Now let's fast-forward to real time and where we are now in 2021. I'll be 100% clear so there's no future misunderstandings the rest of the year:
THIS DEFENSE ISN'T GONNA "WIN GAMES". IT IS AN AVERAGE UNIT AT BEST. PROBABLY WELL BELOW AVERAGE. THE FRONT-7 IS AGING FAST AND THE SECONDARY TOTALLY BLOWS. DROP ANY IDEA THAT THIS DEFENSE IS GONNA STOP ANY COMPETENT OFFENSE--IT WON'T.
That isn't some hot-take reaction after a blowout loss. We discussed it here all offseason and preseason. The Bears aren't gonna win many games this year without the offense scoring at least league-average (25 points) as the defense is no longer good enough to stop decent teams.
All that to try and again defend that shit ass effort on defense. No one, and I mean no one thought that they looked good last night, in fact as pointed out in this thread it was historically bad.
The Bears were never going to compete with a team looking to compete for a SB, 0% of people expected the O to score enough or the D to limit their O enough to win last night. BUT
There were two surprises last night. 1 that the OL protected the QB and opened run lanes, allowing the offense to move the ball and give the def rests, it wasn't just a 3 and out offense like last year. They weren't great but against the Rams they werent expected to be.

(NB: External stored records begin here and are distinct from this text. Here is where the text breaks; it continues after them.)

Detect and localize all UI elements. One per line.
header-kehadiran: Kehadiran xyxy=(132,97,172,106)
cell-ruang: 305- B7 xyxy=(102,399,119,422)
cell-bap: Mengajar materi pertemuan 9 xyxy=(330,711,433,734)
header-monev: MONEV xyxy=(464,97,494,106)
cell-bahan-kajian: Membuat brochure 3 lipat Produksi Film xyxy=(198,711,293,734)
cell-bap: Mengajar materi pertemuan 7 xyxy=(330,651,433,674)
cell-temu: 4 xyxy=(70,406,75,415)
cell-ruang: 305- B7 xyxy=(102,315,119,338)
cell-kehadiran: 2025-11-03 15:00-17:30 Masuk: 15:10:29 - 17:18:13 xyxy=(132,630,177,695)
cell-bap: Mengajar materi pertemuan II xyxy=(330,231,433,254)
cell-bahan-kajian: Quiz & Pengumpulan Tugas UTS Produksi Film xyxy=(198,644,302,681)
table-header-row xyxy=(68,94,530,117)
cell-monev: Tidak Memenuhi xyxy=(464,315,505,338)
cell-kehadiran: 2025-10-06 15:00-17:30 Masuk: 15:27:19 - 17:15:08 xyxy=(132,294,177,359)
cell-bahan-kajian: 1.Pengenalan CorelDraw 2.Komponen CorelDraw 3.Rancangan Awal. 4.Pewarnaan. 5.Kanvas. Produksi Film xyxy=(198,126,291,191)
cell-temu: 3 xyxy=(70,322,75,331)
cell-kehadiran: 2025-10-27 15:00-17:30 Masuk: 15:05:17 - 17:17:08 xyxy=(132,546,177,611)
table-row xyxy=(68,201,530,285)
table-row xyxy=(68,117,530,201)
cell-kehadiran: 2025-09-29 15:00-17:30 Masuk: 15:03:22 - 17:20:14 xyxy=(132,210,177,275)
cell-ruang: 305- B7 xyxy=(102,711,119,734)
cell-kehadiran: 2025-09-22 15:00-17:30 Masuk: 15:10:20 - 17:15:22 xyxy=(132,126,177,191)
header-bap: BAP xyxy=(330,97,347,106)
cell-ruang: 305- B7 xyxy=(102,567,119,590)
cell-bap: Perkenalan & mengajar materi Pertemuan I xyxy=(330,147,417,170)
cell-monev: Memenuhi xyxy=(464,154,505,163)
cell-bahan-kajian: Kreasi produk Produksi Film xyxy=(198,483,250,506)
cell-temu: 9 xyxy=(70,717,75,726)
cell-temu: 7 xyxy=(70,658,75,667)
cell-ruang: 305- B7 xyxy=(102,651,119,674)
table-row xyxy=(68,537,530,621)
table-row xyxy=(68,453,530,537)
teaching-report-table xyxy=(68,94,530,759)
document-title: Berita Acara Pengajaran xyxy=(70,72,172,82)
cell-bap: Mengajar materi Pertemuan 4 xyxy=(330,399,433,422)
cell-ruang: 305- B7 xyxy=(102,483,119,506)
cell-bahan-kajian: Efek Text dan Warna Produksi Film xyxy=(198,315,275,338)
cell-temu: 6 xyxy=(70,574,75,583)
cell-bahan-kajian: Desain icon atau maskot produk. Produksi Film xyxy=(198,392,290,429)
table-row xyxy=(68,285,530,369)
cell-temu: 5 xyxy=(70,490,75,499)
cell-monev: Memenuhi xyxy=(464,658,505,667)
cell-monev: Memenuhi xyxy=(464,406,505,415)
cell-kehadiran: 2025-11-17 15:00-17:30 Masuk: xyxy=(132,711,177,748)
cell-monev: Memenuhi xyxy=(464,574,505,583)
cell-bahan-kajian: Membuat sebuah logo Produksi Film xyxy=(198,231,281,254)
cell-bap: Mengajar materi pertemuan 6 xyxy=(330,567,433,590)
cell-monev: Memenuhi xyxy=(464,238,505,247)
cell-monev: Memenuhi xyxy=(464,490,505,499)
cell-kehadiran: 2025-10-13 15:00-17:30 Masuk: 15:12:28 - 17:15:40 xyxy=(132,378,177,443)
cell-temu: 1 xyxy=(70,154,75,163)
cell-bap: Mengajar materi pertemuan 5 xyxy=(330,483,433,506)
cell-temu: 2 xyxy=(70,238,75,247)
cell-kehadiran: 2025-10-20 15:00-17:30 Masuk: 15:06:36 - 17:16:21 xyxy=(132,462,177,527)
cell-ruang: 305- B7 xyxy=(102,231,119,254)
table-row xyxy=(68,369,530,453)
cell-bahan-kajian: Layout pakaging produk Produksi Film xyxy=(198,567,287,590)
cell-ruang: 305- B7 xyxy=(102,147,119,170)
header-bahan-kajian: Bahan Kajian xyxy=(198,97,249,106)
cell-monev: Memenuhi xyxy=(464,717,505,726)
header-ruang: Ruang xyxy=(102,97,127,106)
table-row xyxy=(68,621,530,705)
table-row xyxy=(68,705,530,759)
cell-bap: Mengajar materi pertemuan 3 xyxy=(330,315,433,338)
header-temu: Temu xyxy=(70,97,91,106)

2 the defense completely shit the bed. That def since 2014 hadnt given up more then 2 50yd plus plays in a year. They did it in week one bc of 2 totally blown plays by the safeties. No one thought they were holding the Rams to under 20, but they didn't make them punt but one time in the first half, or even make them break a sweat.
Again no one expected the bears to be great or win, but of the O and D the worries were about the O. Did they do their job, no, but it was better then what the def did, and it's not an argument its obvious
Yet people kept saying the O was worse then the D last night.
Def was the far larger issue, O was far from great but they did move the ball. Def needed to get 1 or 2 more stops and it might have been a game.
Cannot give up 2 50+ yard plays though, that isn't even an average def effort.
The problem with the O was they couldn't throw pass 10 yards. In today's NFL you need to be able to do that.
The LA Rams def vs an OL on it's 3rd and 4th LT were not going to hold the ball for 3+ seconds to chuck the ball downfield. Their entire def is set up to make you take the short stuff and eat clock knowing their O will score quickly. The bears OL forces them to play into that. It was a terrible matchup. Which is why it was a consensus on who would win.